The data gap the product addresses is significant. On a farm with 5 million trees, a conventional manual count using 10 workers for a full week yields data on roughly 500 trees, roughly 0.01% of the total. Farmers then apply that sample uniformly across entire blocks, regardless of variation within those blocks. Orchard's system provides tree-level granularity across the full acreage.
The commercial model is a per-acre, per-year subscription, with hardware bundled into the fee rather than sold separately. That structure lowers the barrier for farmers to pilot on a few hundred acres before scaling to thousands or tens of thousands. The unit runs off any 12-volt power source, including standard vehicle outlets.

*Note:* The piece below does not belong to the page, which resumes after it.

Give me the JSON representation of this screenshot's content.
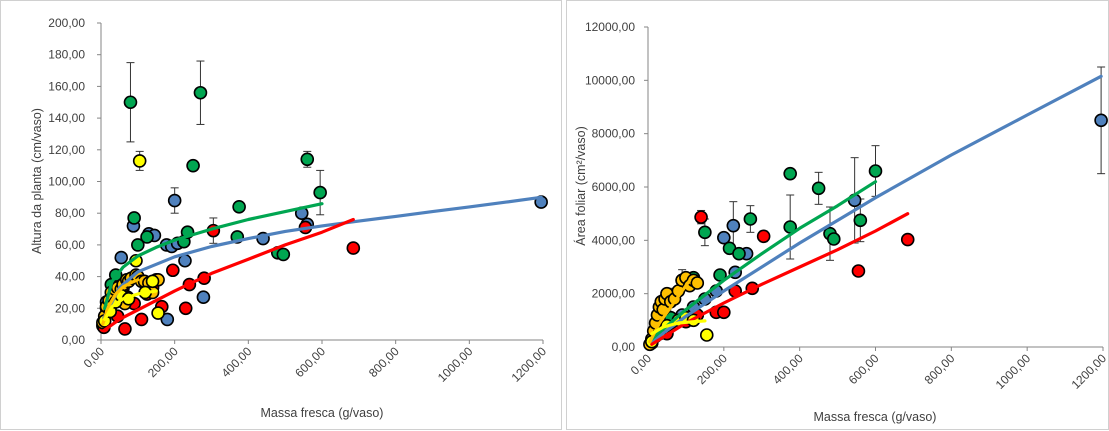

The immediate ROI case centers on labor optimization. Charlie cites an example where precision data on pruning needs within a 50-acre block can eliminate unnecessary work in half the trees, delivering a 25% reduction in labor costs for that block. Longer term, the company's stated ambition is to train large embedding models across billions of tree data points spanning multiple growing seasons, generating what it calls an "AI farmer" capable of issuing individual prescriptions to every plant on a farm.
Fundraising conditions have improved materially. When Orchard raised its first two rounds, early VC conversations centered on pivoting to crypto. The current round came together in a notably more receptive environment, reflecting broader investor appetite for robotics, American manufacturing, and applied AI in physical industries.